Auch in der Gedenkstätte Deutscher Widerstand im Berliner Bendlerblock, Stauffenbergstraße 13 in Tiergarten, wird Georg Elser gewürdigt.

© imago/epd

Eine kleine, für die Legendenbildung der Nationalsozialisten aber typische Episode in dem Drama um die akribisch vorbereitete, nur durch einen Zufall gescheiterte Tat Elsers. Sie war in der deutschen Öffentlichkeit lange ignoriert oder verfälscht wiedergegeben worden. Erst Klaus Maria Brandauers Spielfilm „Georg Elser – Einer aus Deutschland“ von 1989 wurde zum „Paukenschlag, mit dem der Hitlerattentäter die Bühne der Erinnerungskultur eroberte“, wie Wolfgang Benz, ehemaliger Leiter des Instituts für Antisemitismusforschung an der TU Berlin, in seinem Buch „Allein gegen Hitler“ schreibt.

Zwei Denkmäler erinnern in Berlin an Elser

Mittlerweile ist Elser als ein den Geschwistern Scholl und dem Kreis um Claus Schenk Graf von Stauffenberg ebenbürtiger Widerstandskämpfer anerkannt, die „Apotheose als Held“ vollzogen. Berlin weist heute sogar zwei Denkmäler auf, vor dem Bundesinnenministerium und in der Wilhelmstraße. Und die Literaturliste in dem neuen Buch, die nur „die wichtigsten Monografien zum Thema Georg Elser“ verzeichnet, umfasst allein über 40 Titel.

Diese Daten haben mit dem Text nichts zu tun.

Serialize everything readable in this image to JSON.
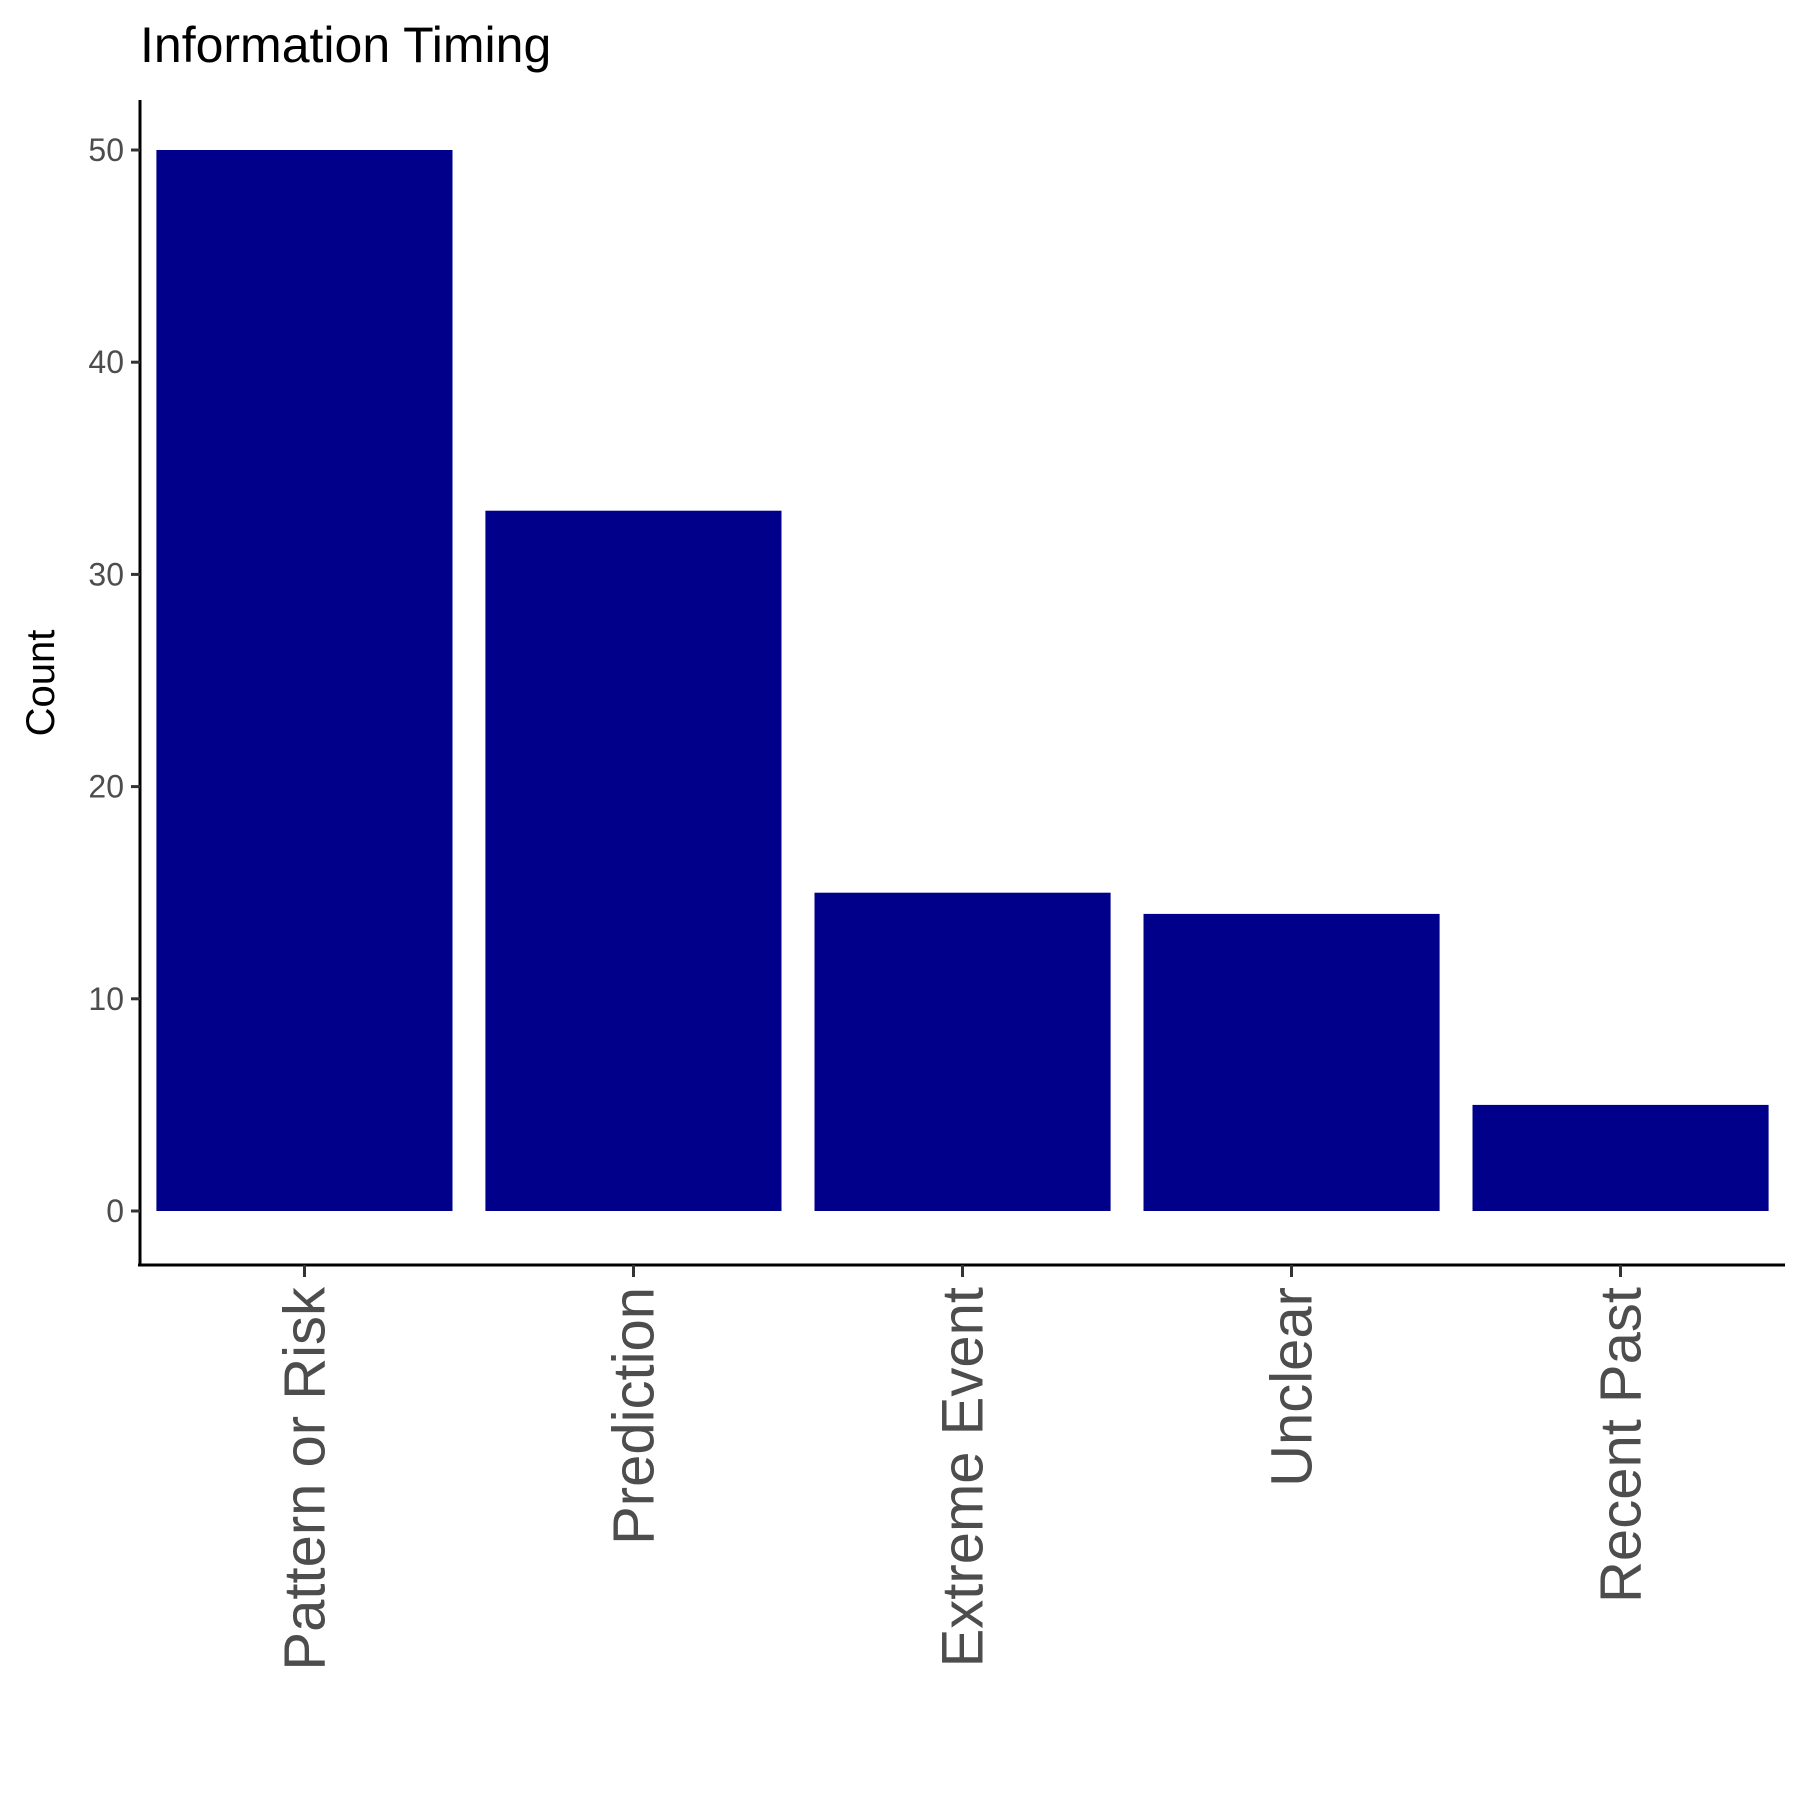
{
  "chart_data": {
    "type": "bar",
    "title": "Information Timing",
    "xlabel": "",
    "ylabel": "Count",
    "categories": [
      "Pattern or Risk",
      "Prediction",
      "Extreme Event",
      "Unclear",
      "Recent Past"
    ],
    "values": [
      50,
      33,
      15,
      14,
      5
    ],
    "ylim": [
      0,
      52.5
    ],
    "yticks": [
      0,
      10,
      20,
      30,
      40,
      50
    ],
    "ytick_labels": [
      "0",
      "10",
      "20",
      "30",
      "40",
      "50"
    ],
    "bar_color": "#00008B",
    "grid": false,
    "legend": "none"
  }
}
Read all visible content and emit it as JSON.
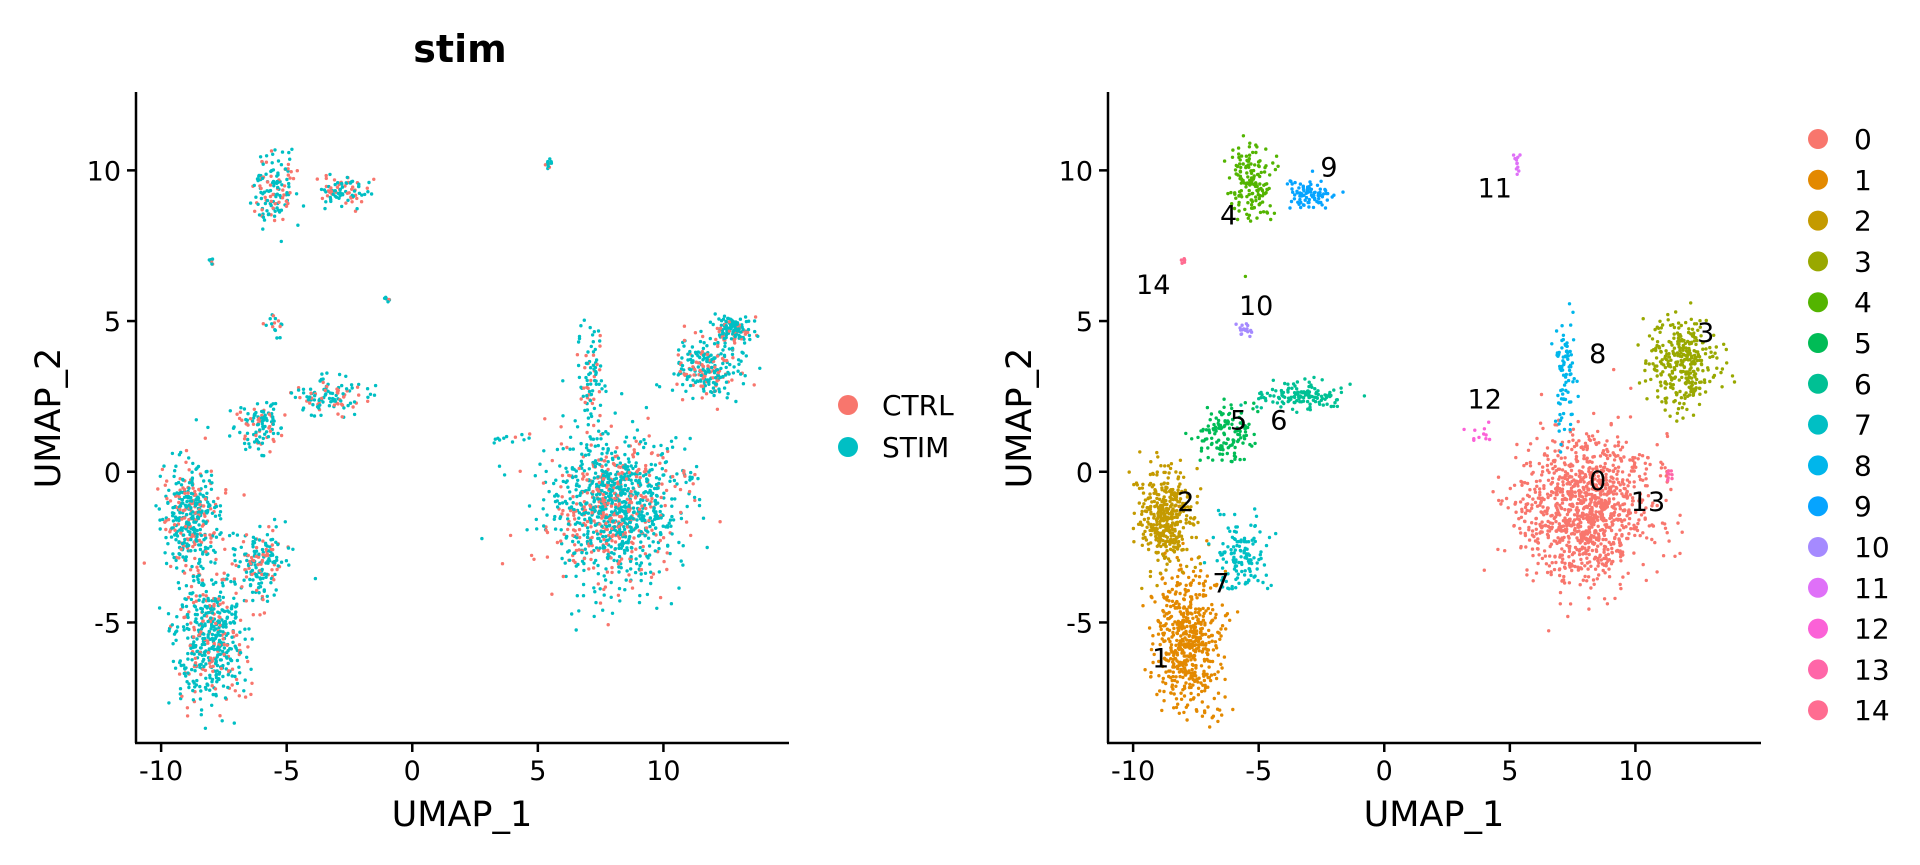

Der Fülle des Materials hat Benz nun einen originellen, ja spannenden Beitrag hinzugefügt. Sein Anliegen sei es, „vor allem, Georg Elser im historischen, sozialen, politischen und menschlichen Kontext zu sehen, als fröhlichen Handwerker in seiner süddeutschen Heimat, als Bürger und moralisch empfindendes politisches Wesen, im Widerstand gegen das Unrechtsregime, als Opfer und in jahrelanger Todesnot“. Nicht zu vergessen die Schilderung seiner Verleumdung, Verleugnung und späten Heroisierung. Entstanden ist so ein biografisches Werk, in dem Vorbereitung, Ausführung und Scheitern der Tat samt ihrer Instrumentalisierung durch die NS-Propaganda nur einen Teil, allerdings einen gewichtigen und detailreichen, ausmachen.

Hitler verließ des Saal 13 Minuten zu früh

Der banale Grund für Hitlers Überleben: Schlechtes Flugwetter. Am 8. November 1939 feierten er und die „Alten Kämpfer“ der NSDAP den Jahrestag des gescheiterten Putschs von 1923 - wie gewohnt im Münchner Bürgerbräukeller. Am nächsten Tag wollte Hitler unbedingt zurück in Berlin sein, das konnte ihm sein Pilot nicht garantieren. Hitler nahm daher den Abendzug, verließ die Feier früher als üblich, verpasste die Explosion, die acht Tote und 63 Verletzte forderte, um genau 13 Minuten.

Doch ebenso wie die Details des Anschlags und dessen schneller, durch Elsers Leichtsinn erleichterter Aufklärung interessiert Benz – für ihn eine Leerstelle in der bisherigen Forschung – der „Einfluss der Landschaft und ihrer Menschen auf den Entschluss des bildungsfernen Handwerkers zum Widerstand in seiner höchsten Ausprägung, dem Tyrannenmord“. Auch sein familiärer Hintergrund, die mehrfachen Liebeleien und Affären, der berufliche Werdegang und sein Wesen als teils lebenslustiger, teils verschlossener Mensch, als zudem unbeirrbarer, ja geradezu obsessiver „kategorischer Moralist“ werden ausführlich beleuchtet.

So gewinnt die Figur des Attentäters charakterliche Vielschichtigkeit und individuelle Tiefe – und dies, obwohl es außer dem im Behördendeutsch verfassten Protokoll des von Folter begleiteten Gestapo-Verhörs kein Schriftstück gibt, „ in dem Georg Elser seine Gedanken, Empfindungen, Ängste oder Glücksgefühle übermittelt hat“.

Gewürdigt werden schließlich auch die anderen Anschläge auf Hitler, die seine Herrschaft sogar stabilisierten: Offensichtlich, so die Propaganda, sei die Vorsehung auf seiner Seite. Erstaunlich, an welch simplen technischen Unzulänglichkeiten diese Attentate oft scheiterten, zumal die Täter aus dem militärischen Widerstand über professionelles Fachwissen verfügten. Die Höllenmaschine des Tischlergesellen Elser dagegen, der am 9. April 1945 im KZ Dachau auf Hitlers Anweisung erschossen wurde, war mit der Präzision eines Uhrwerks abgelaufen. Nur das Wetter spielte nicht mit.